PWMU.CO-Pemilih muda jangan apatis dengan persoalan bangsa seperti pemilihan umum. Apatisme malah menjauhkan dari terwujudnya negara yang makmur.
Hal itu dikemukakan Dekan FISIP Umsida Dr Totok Wahyu Abadi MSi saat membuka Sosialisasi Pilgub dan Seminar Pendidikan Politik Mahasiswa di Aula Kampus 4, Sabtu (12/5/2018).
Dia menyarankan para mahasiswa sebagai pemilih pemula menghilangkan sikap apatis terhadap persoalan bangsa.
“Jika ini terjadi maka konsep baldatun thayyibatun wa rabbun ghafuur hanya jadi bingkai yang sifatnya ilusi belaka,” tuturnya.
Dia menekankan untuk memaksimalkan hak pilih di momentum pesta demokrasi ini. Sebagai mahasiswa harusnya mampu melihat sosok calon secara utuh.
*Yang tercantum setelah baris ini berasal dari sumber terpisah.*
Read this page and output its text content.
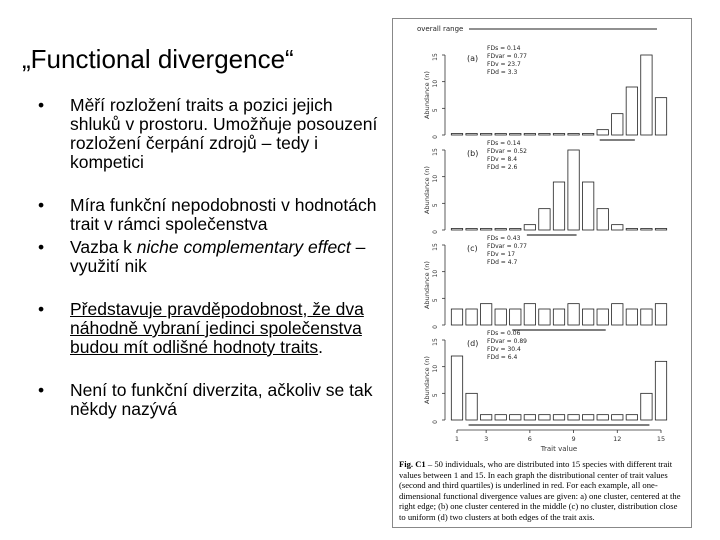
„Functional divergence“
• Měří rozložení traits a pozici jejich shluků v prostoru. Umožňuje posouzení rozložení čerpání zdrojů – tedy i kompetici
• Míra funkční nepodobnosti v hodnotách trait v rámci společenstva
• Vazba k niche complementary effect – využití nik
• Představuje pravděpodobnost, že dva náhodně vybraní jedinci společenstva budou mít odlišné hodnoty traits.
• Není to funkční diverzita, ačkoliv se tak někdy nazývá
overall range
0
5
10
15
Abundance (n)
(a)
FDs = 0.14
FDvar = 0.77
FDv = 23.7
FDd = 3.3
0
5
10
15
Abundance (n)
(b)
FDs = 0.14
FDvar = 0.52
FDv = 8.4
FDd = 2.6
0
5
10
15
Abundance (n)
(c)
FDs = 0.43
FDvar = 0.77
FDv = 17
FDd = 4.7
0
5
10
15
Abundance (n)
(d)
FDs = 0.06
FDvar = 0.89
FDv = 30.4
FDd = 6.4
1	3	6	9	12	15
Trait value
Fig. C1 – 50 individuals, who are distributed into 15 species with different trait values between 1 and 15. In each graph the distributional center of trait values (second and third quartiles) is underlined in red. For each example, all one-dimensional functional divergence values are given: a) one cluster, centered at the right edge; (b) one cluster centered in the middle (c) no cluster, distribution close to uniform (d) two clusters at both edges of the trait axis.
“Memilih calon pemimpin bukan semata like and dislike¸ tetapi bagaimana platform gerakannya, visi misi, latar belakang,” tegasnya.
Pembicara lainnya Komisioner KPUD Sidoarjo Abdillah Adi SE menjelaskan, sistem demokrasi hari ini sudah menjadi konsensus nasional yang harus dipatuhi oleh warga negara.
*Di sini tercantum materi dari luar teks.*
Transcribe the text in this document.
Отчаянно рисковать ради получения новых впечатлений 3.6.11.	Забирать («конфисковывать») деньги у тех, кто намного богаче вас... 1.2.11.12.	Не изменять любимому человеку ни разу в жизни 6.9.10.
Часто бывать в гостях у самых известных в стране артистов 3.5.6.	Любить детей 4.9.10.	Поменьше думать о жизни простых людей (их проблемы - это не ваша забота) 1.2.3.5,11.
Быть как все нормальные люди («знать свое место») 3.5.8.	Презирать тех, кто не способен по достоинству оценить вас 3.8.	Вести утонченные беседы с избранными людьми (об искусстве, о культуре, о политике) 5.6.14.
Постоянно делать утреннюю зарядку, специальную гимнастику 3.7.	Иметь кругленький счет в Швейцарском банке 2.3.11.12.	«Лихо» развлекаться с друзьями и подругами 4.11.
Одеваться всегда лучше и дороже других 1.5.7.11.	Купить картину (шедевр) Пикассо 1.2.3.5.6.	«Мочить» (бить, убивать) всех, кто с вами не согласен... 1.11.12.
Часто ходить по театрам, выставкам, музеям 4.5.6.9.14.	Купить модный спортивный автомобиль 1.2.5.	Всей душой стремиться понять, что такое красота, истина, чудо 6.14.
Dia juga menekankan, mahasiswa sebagai pemilih muda untuk betul-betul memaksimalkan hak pilihnya.
Aktivis Muda Sidoarjo Jasmuri SKom menambahkan tentang logika pemilu yang harus dipahami bersama oleh para mahasiswa.
Setiap kejadian yang terjadi di negeri ini, sambung dia, misalnya kemiskinan, tingginya angka pengangguran, mahalnya harga bahan pangan, serta carut marutnya pendidikan tidak lepas dari sikap apatis, abai, dan buta politik.
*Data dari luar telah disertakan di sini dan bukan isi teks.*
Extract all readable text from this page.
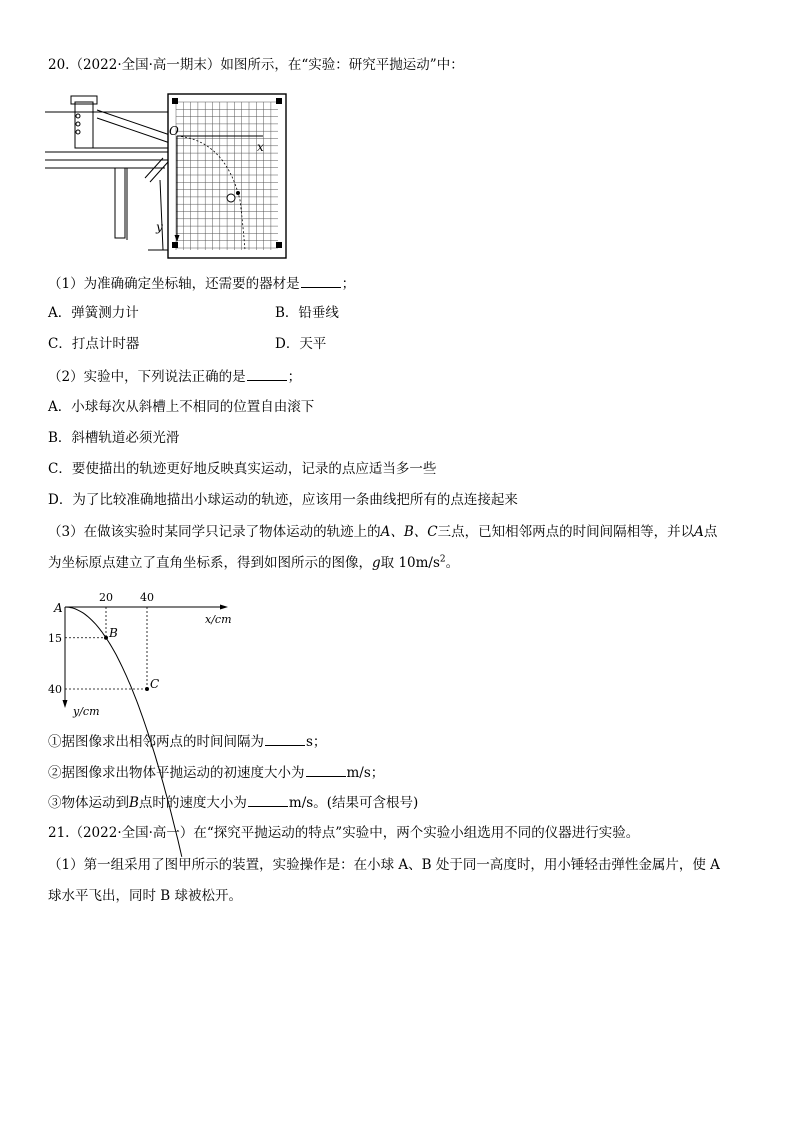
20.（2022·全国·高一期末）如图所示，在“实验：研究平抛运动”中：
O
x
y
（1）为准确确定坐标轴，还需要的器材是	；
A．弹簧测力计	B．铅垂线
C．打点计时器	D．天平
（2）实验中，下列说法正确的是	；
A．小球每次从斜槽上不相同的位置自由滚下
B．斜槽轨道必须光滑
C．要使描出的轨迹更好地反映真实运动，记录的点应适当多一些
D．为了比较准确地描出小球运动的轨迹，应该用一条曲线把所有的点连接起来
（3）在做该实验时某同学只记录了物体运动的轨迹上的A、B、C三点，已知相邻两点的时间间隔相等，并以A点
为坐标原点建立了直角坐标系，得到如图所示的图像，g取 $10m/s^2$。
20 40
15
40
A
B
C
x/cm
y/cm
①据图像求出相邻两点的时间间隔为	s；
②据图像求出物体平抛运动的初速度大小为	m/s；
③物体运动到B点时的速度大小为	m/s。(结果可含根号)
21.（2022·全国·高一）在“探究平抛运动的特点”实验中，两个实验小组选用不同的仪器进行实验。
（1）第一组采用了图甲所示的装置，实验操作是：在小球 A、B 处于同一高度时，用小锤轻击弹性金属片，使 A
球水平飞出，同时 B 球被松开。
“Proses pemilu merupakan pintu awal bagi kemakmuran atau kesengsaraan terhadap suatu wilayah, jika kita masih merem dan tidak melihat calon-calon yang bertarung di arena pilkada secara utuh,” paparnya.
Jangan harap sikap kita yang diam ini, ujarnya, akan mampu mengubah situasi dan kondisi pemerintahan menjadi lebih baik dan sejahtera.
Sekretaris Umum PSKP dan Kaprodi AP FISIP Umsida Lailul Mursyidah MAP menyoroti tentang bagaimana proses demokrasi dan pemilu secara teoritis dari kacamata akademisi.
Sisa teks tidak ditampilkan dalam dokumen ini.